W3C home > Mailing lists > Public > www-rdf-logic@w3.org > June 2001

RE: DAML-S expressiveness challenge #1

From: Marcelo Tallis <mtallis@teknowledge.com>
Date: Wed, 20 Jun 2001 16:44:40 -0700
To: "Ian Horrocks" <horrocks@cs.man.ac.uk>, "David Martin" <martin@ai.sri.com>, "Dan Connolly" <connolly@w3.org>
Cc: <www-rdf-logic@w3.org>
Message-ID: <AMEJJKLNDKJFJMKHDPOJGEDHCDAA.mtallis@teknowledge.com>

> You can do this now, or something close. Simply introduce a new
> property called say "P1_or_P2" such that both P1 and P2 are asserted
> to be subProperties of P1_or_P2. Now you can use a cardinality
> restriction to assert that a class C has at most one P1_or_P2. Thus if
> some instance of the class is related to individual x by P1 and
> individual y by P2, then x=y.

I believe this wouldn't work. What was requested (I think) was that two
*different* instances representing the first two steps of a process (e.g.,
s1 and s2) have a property each (e.g., input and output) with the same value
(e.g., the credit card number).
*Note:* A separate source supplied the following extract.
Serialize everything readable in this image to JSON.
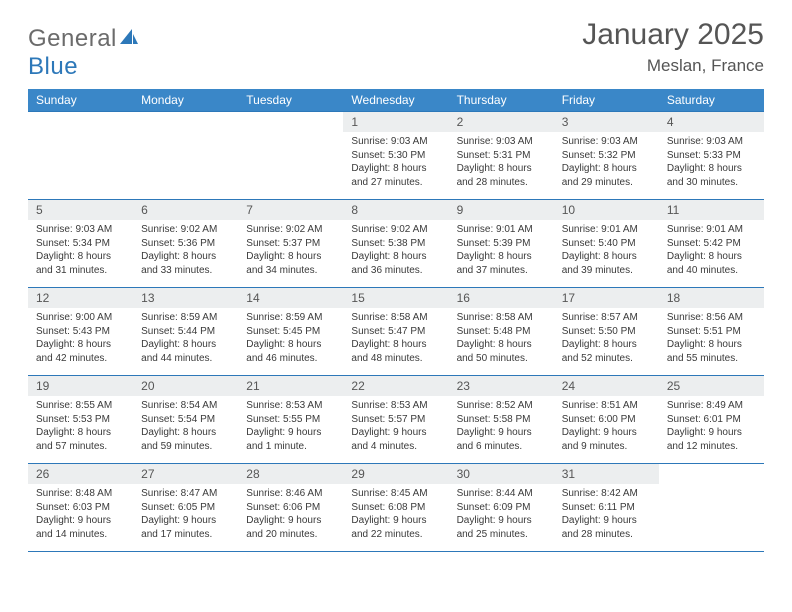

Cardinality restrictions apply to single
instances in isolation even when they belong to the same class. For example,
a person can have at most one father, but that doesn't mean that two
different persons will have the same father. In your suggestion, the
cardinality restriction applies to each individual instance in isolation
(e.g., s1 and s2 cannot have more than one credit card number each) but does
not implies that s1 and s2 will have the same credit card number.